Monday, October 15, 2012

Four C Model Of Creativity

This model wasn't exactly hard for me to grasp.  I use models like this in work all the time.  For example, we have a model like this for defects found in the factory during manufacturing.  Our Quality group, comes up with the process and my workers on the floor have to follow the path to completion.  I know that I am not very creative, so I related this to someone I know and their path in life playing soccer.

Geoff started out playing recreational soccer when he was a child (mini-C).  From there he went on and played at the college level (little C).  Throughout college, he traveled and worked out with different clubs overseas (Informal Apprenticeships).  After college, he was drafted into the MLS (Pro C).  He played in the MLS for about 4 years; 2 of these years he was on the All-Star team (Greatness).  Over the summer, he was offered a contract to play in the English Premiere League, which is the best league in the world ( Big C).

For me it is a little tough to see myself traveling the path of creativity, but I do understand how it works and find a way of adapting it to me.  It gives me a path to work towards to become more creative throughout my path in life.

Creative Whack Pack

Ask A Fool - I thought this card related to me and my project because I have noticed on a few different occasions that I may over-thinking a problem.  I will spend a ton of time during the day and let it carry over to the next day and then to the next week.  When I go talk to talk to one of my guys on floor, they just look at me like I am crazy and throw out an answer that is so simple, I don't know how I didn't see it.

Check Your Timing - This card also relates to me because I have found from experience that timing is everything.  I have brought up ideas or some ideas that my guys thought of to some of the upper management, and at the time, they are dismissed.  Whether it is because we are right in the middle of a project or something was just officially released, it gets overlooked.  Then a year or two later, we find out that something isn't working and it was the same solution that we brought up before, while everyone was too busy to deal with it.  Maybe if I had set up a meeting or was in one one of the design reviews when this subject was being talked about, I could have saved a year or two of heart ache.

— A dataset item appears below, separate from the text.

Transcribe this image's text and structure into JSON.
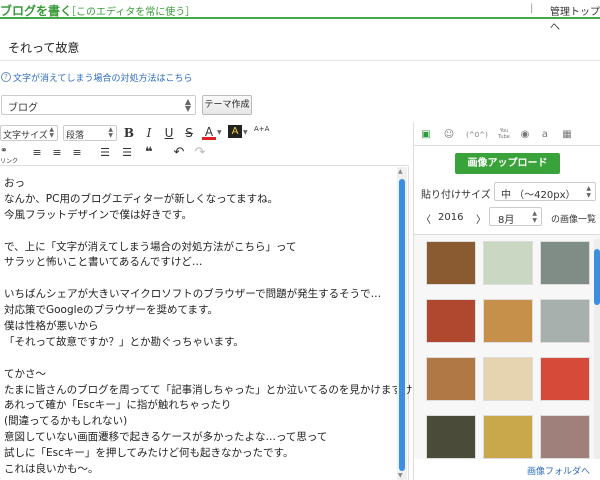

Be Dissatisfied - When I first started at my job, I didn't always agree with the way that we did things.  I was new and inexperienced, so I didn't think it was my place to say anything or make a stink about it.  Now that I have been working here for three years, I have learned that I am not just going to deal with things that I don't agree with.  I am slowly vocalizing my issues with things and learned that the first resolution isn't always the best.  I keep playing with models or processes until they work the way that I need them to.  I go through the correct channels to make sure that everything is OK, but I don't stop until it works for me and my people.

Creativity Photo


Photo by: William Eggleston

I chose this photo because something about it says, "Creative" to me.  It is a picture of underneath a bed.  I thought it was creative because this is not something that you see very often.  It is from a shoe's perspective.  What does a shoe see from the ground?  It sees other shoes and junk that you dropped and haven't picked up yet. It sees that bottom of the bed, not the top that you spend so much time everyday making and put so much effort in to looking nice.  It sees the structure and the framework, not the aesthetically pleasing part of the bed.

In an interview by Joerg Colberg in 2004, Eggleston says, “‘A picture is what it is,’ he says when I ask him why he no longer wishes to talk about individual photographs, ‘and I’ve never noticed that it helps to talk about them, or answer specific questions about them, much less volunteer information in words. It wouldn’t make any sense to explain them. Kind of diminishes them. People always want to know when something was taken, where it was taken, and, God knows, why it was taken. It gets really ridiculous. I mean, they’re right there, whatever they are.’”

I believe this quote goes along well with this photo because you really can't explain this photo.  Who really knows what made Eggleston take this picture?  It is what it is.  It is a picture of shoes under a bed.  They are not particularly good looking shoes, organized in anyway.  Just the shot from ground level.